Monday, January 19, 2009
The Saga of Beowulf
The Saga of Beowulf
by R. Scot Johns
(Fantasy Castle Books / 0-982-15380-5 / 978-0-982-15380-2 / October 2008 / 640 pages / $14.95 / $13.45 Amazon)
Reviewed by Dr. Al Past for PODBRAM
It would be hard to find anyone in the English speaking world who has never heard of Beowulf. Most could tell you he was the hero of "some old poem" who killed "that monster, Grendel." Some younger people might have seen the comic book-like movie flaunting its digitalized special effects, but most of the population will have had to have read parts of it in school, in translation.
Not many will remember why they had to read it in school, but there's a good reason: it's the first identifiable work of literature written in English. The problem is it must be read in translation (unless one is a graduate student in English, perhaps) because it was the language spoken when part of the Germanic languages split off and became modern English. We call that founding language Anglo-Saxon, or Old English. Supposedly, the verses in which the Beowulf story is told constitute very powerful poetry, but very few are able to appreciate it today. It takes work to pick out a single understandable word in two or three lines of verse, and a semester or two of college-level study to get comfortable with it.
The story itself, of the hero Beowulf saving a neighboring tribe of Danes from the horrible Grendel, and later from his equally horrible mother, ultimately becoming king of his own tribe, the Geats, and dying while saving them from a ferocious fire dragon, is a dramatic one. But in addition to the language problem, the tale is made even harder to appreciate by virtue of apparently being written down by two different people hundreds of years after Beowulf lived, by the fragments of the manuscript which have disappeared, and by its being compressed possibly for purposes of recitation.
All this is by way of saying that there is a terrific story here, but how to make it accessible to today's typical readers? Author R. Scot Johns has the answer: spend ten years researching the poem and the historical documents of the era, and weave it all into a novel, a novel of 630 pages. The result of this impressive scholarship is a labor of love: an astoundingly readable, satisfyingly meaty historical tale of fierce battles, of intricate clan ties and loyalty, of Norse folklore, and of characters who develop over time to stand as distinct personalities that were only dimly glimpsed in the ancient version.

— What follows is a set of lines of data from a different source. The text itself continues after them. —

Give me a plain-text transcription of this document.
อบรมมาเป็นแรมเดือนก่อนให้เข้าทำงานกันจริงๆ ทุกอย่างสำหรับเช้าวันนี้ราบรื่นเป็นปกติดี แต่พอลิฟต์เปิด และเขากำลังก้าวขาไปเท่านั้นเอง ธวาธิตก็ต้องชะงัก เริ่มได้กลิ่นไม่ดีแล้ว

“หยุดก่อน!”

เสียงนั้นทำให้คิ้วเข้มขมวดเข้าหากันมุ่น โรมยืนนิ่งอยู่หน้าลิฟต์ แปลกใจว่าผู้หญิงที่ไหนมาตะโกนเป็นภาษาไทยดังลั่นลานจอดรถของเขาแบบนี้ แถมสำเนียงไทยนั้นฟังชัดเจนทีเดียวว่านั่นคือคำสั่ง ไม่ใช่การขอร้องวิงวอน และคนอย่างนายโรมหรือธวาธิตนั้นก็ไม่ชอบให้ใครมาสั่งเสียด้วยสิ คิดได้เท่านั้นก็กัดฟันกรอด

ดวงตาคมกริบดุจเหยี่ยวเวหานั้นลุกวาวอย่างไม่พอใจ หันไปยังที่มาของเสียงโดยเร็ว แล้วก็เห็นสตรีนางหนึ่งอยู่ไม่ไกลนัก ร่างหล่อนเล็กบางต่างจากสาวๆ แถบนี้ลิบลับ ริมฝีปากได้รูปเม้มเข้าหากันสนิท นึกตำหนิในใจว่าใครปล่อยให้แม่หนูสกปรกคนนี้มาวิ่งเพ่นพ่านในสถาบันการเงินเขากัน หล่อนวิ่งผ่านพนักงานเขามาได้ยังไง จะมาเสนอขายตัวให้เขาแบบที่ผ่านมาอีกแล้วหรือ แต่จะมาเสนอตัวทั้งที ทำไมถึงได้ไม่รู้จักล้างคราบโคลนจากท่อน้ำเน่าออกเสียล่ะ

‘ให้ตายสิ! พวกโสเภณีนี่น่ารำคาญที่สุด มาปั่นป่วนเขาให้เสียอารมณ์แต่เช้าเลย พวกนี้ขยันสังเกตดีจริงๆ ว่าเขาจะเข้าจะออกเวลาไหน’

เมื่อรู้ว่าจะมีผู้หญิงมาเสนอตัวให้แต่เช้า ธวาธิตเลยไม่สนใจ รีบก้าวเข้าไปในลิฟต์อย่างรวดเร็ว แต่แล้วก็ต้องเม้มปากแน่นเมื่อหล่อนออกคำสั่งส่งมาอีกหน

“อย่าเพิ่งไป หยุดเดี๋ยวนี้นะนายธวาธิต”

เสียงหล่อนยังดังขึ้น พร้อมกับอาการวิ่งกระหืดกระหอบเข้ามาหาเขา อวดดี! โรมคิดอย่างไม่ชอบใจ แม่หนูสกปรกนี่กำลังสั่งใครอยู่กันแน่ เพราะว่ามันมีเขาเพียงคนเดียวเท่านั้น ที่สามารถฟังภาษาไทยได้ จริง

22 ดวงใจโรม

As to how Mr. Johns managed all this, he has a website (fantasycastlebooks.com) with extensive and interesting author's notes laying out the documents and the manner of stitching them into one continuous narrative. The book itself has glossaries of names and places, and a map of ancient Scandinavia, but these are helpful only when needed and do not intrude on the continuity of the story. There are no footnotes, for example.
One might reasonably ask, "What possible prose style would suit ancient poetry rendered into a modern novel?" Mr. John's solution seems to be rather a hybrid: in places he uses what feels like Old Norse hyperbole, and in others a more sensitively observed, human-scaled style. Since the original story featured heroic deeds of strong, brave men with large swords, chain mail, and horns on their helmets fighting monsters with mythic abilities, exaggeration is only fitting, and faithful to the original. In other places, when warranted, the style eases into a more comfortable, conventional narrative, with few flights of bellicose elaboration. It retains the feel of an ancient story, yet can be enjoyed comfortably and without rescanning the lines.

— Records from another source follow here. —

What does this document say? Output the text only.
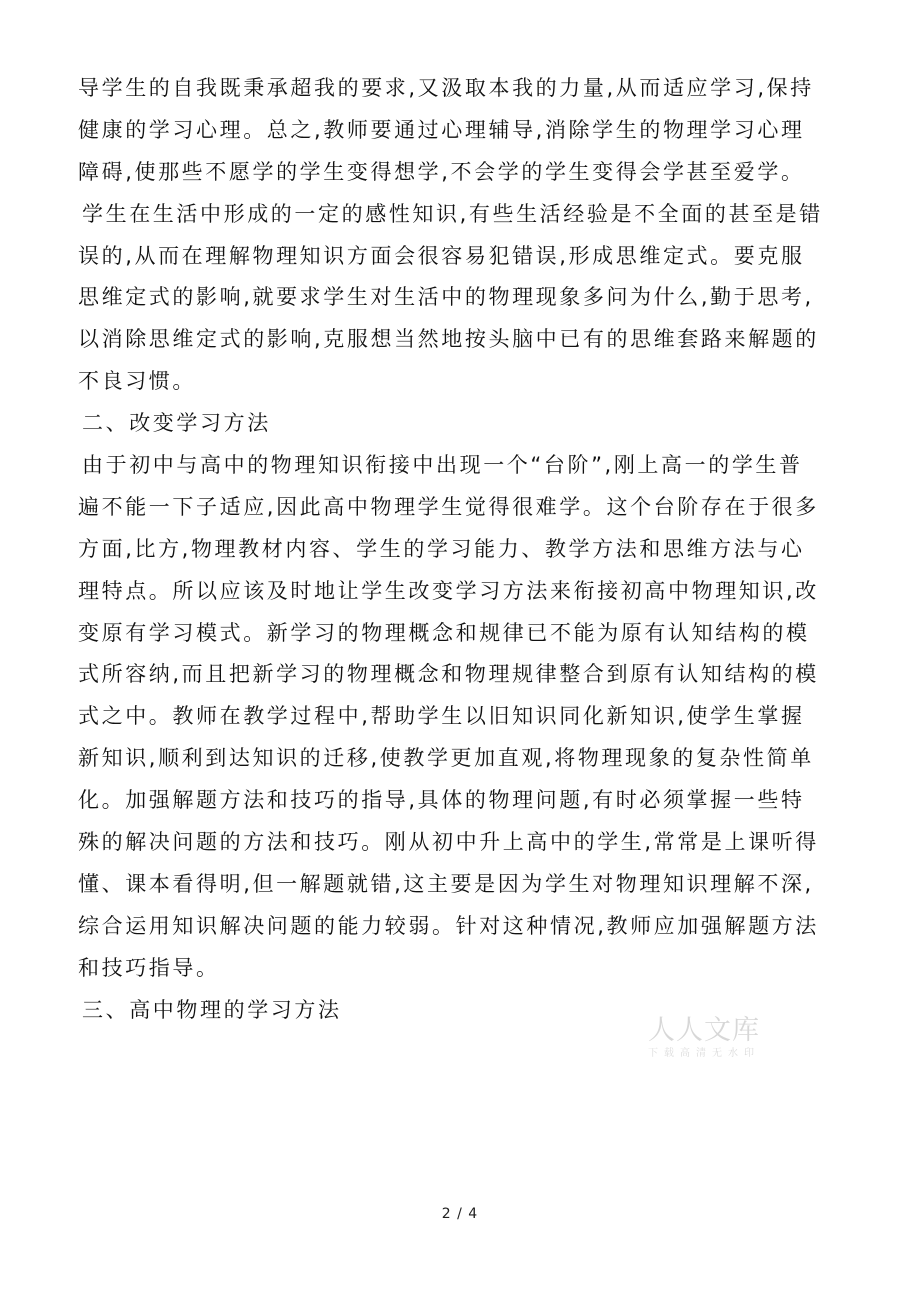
导学生的自我既秉承超我的要求,又汲取本我的力量,从而适应学习,保持
健康的学习心理。总之,教师要通过心理辅导,消除学生的物理学习心理
障碍,使那些不愿学的学生变得想学,不会学的学生变得会学甚至爱学。
学生在生活中形成的一定的感性知识,有些生活经验是不全面的甚至是错
误的,从而在理解物理知识方面会很容易犯错误,形成思维定式。要克服
思维定式的影响,就要求学生对生活中的物理现象多问为什么,勤于思考,
以消除思维定式的影响,克服想当然地按头脑中已有的思维套路来解题的
不良习惯。
二、改变学习方法
由于初中与高中的物理知识衔接中出现一个“台阶”,刚上高一的学生普
遍不能一下子适应,因此高中物理学生觉得很难学。这个台阶存在于很多
方面,比方,物理教材内容、学生的学习能力、教学方法和思维方法与心
理特点。所以应该及时地让学生改变学习方法来衔接初高中物理知识,改
变原有学习模式。新学习的物理概念和规律已不能为原有认知结构的模
式所容纳,而且把新学习的物理概念和物理规律整合到原有认知结构的模
式之中。教师在教学过程中,帮助学生以旧知识同化新知识,使学生掌握
新知识,顺利到达知识的迁移,使教学更加直观,将物理现象的复杂性简单
化。加强解题方法和技巧的指导,具体的物理问题,有时必须掌握一些特
殊的解决问题的方法和技巧。刚从初中升上高中的学生,常常是上课听得
懂、课本看得明,但一解题就错,这主要是因为学生对物理知识理解不深,
综合运用知识解决问题的能力较弱。针对这种情况,教师应加强解题方法
和技巧指导。
三、高中物理的学习方法
人人文库
下载高清无水印
2 / 4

As a reviewer of books, I'm inclined to want to march right through a text. At the same time, I found myself enjoying the story and wishing to slow down and immerse myself in it. Torn between these two desires, I noted that Grendel and his mother had been dealt with by the halfway point. What, I asked myself, could possibly fill the rest of the pages?
To my surprise, I found I enjoyed the second half even more than the first, with accounts of battles with normal humans (well, ancient Swedes, anyway), an ill-advised raid into Frankish territory, sea voyages, Frankish politics and military maneuvers, the puzzle of Roman ruins, struggles over kingly succession and tribal politics, courtship, and more small doses of mythology: stone-eating trolls, fearsome dwarfs, and, overseeing all, the three Fates of Norse mythology, spinning out the threads of lives, measuring and cutting them when the time comes. It's all cleanly written and edited, a few errant apostrophes notwithstanding.
Mr. Johns' version of Beowulf is a terrific bargain at its current selling price. It should appeal to, and delight, those who like the original poem, those who enjoy the sword and sorcerer/dungeons and dragons type of yarn, lovers of historical fiction, and the many readers who are tired of the same old formulas and wish for something completely different. It would be an excellent choice to read the summer before signing up for an Old English course. If only I had had it back then!